Я не выдержала и рассмеялась, как и О'Келли.

— Думаешь, это весело? — развел он руками. — Это страдание, Хелен, почти катастрофа!

— Ты знаешь, где ванная. Могу дать каталог женского белья, это самое эротичное, что есть в этом доме.

— Ведьма, точно ведьма. У меня есть идея получше.

Он все еще улыбался, затем подошел, помог мне встать и повлек за собой. А после погасил в гостиной свет, оставив один желтоватый торшер, без всякого стеснения уселся на диван и развел ноги. Усадил на подушки меня и заставил откинуться так, чтобы почти лечь на него. А после обнял одной рукой за плечи, вторую аккуратно положил на живот.

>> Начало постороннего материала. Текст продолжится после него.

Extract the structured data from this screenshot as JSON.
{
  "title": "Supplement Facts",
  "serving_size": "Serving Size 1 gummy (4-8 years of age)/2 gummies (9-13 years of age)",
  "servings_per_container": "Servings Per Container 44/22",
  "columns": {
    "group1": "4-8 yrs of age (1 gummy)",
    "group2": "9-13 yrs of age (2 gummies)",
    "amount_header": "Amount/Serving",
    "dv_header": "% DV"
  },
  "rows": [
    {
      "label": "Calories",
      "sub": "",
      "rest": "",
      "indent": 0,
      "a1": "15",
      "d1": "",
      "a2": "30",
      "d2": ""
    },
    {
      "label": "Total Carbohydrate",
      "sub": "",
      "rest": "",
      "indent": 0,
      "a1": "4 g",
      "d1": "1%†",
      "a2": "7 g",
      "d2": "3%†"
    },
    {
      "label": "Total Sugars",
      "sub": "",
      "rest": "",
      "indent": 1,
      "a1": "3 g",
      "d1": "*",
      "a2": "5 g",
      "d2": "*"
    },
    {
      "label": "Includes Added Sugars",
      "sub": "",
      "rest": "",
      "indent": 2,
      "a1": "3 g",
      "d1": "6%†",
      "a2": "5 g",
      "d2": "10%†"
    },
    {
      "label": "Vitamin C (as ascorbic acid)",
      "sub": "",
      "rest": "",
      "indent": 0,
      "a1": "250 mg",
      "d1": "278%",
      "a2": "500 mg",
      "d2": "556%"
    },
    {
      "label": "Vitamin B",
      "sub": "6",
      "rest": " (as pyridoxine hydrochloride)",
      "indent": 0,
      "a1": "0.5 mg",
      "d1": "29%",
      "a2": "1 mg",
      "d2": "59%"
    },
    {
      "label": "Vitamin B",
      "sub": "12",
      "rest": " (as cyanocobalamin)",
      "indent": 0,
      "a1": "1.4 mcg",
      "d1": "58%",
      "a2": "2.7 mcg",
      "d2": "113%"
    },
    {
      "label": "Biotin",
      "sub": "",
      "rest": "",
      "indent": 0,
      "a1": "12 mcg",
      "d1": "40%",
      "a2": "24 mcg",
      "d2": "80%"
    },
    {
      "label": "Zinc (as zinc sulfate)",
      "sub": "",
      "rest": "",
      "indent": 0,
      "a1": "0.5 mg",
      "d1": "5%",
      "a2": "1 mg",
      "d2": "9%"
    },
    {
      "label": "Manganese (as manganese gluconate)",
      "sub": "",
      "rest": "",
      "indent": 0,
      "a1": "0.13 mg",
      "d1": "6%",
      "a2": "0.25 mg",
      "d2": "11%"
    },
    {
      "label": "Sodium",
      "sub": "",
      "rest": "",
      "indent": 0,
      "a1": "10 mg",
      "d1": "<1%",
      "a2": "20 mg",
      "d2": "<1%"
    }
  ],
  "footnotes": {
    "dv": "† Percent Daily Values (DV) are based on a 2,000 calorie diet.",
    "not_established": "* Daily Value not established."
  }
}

— Все мои сестрицы, а их, чтобы ты понимала, целых шесть, постоянно пели своим мужьям, что во время беременности остро нуждаются в объятьях, а ребенок — в общении с отцом. Надеюсь, Донован Хэйс не в обиде, что я немного побуду за него.

Пахло от него мятными конфетами, кондиционером для белья и еще немного пивом. Насколько знаю, Гаррет не злоупотреблял спиртным, сложно представить, как можно каждое утро с похмелья бегать по парку. Наверное, написал мне из паба или просто из своей квартиры, где решил расслабиться после тяжелой недели, отсюда и запах. Не стоило его выдергивать, но тогда бы я не смогла так удобно лежать на его груди и слушать, как мерно стучит сердце. И малыш успокоился, больше не пинался, а будто прислушивался к нашему разговору.

— Не знаю, как все сложилось бы без этой истории с наследством. Но в Ирландию я бы точно не полетела, осталась до родов дома.

Байт, обиженный тем, что его люди посмели обниматься, да еще и на его любимом диване, тоже взобрался на подушки, покружился там и лег на ногу О'Келли. Тот беззлобно поворчал на «назойливого Кленси», после обнял меня чуть крепче и зарылся носом в волосы.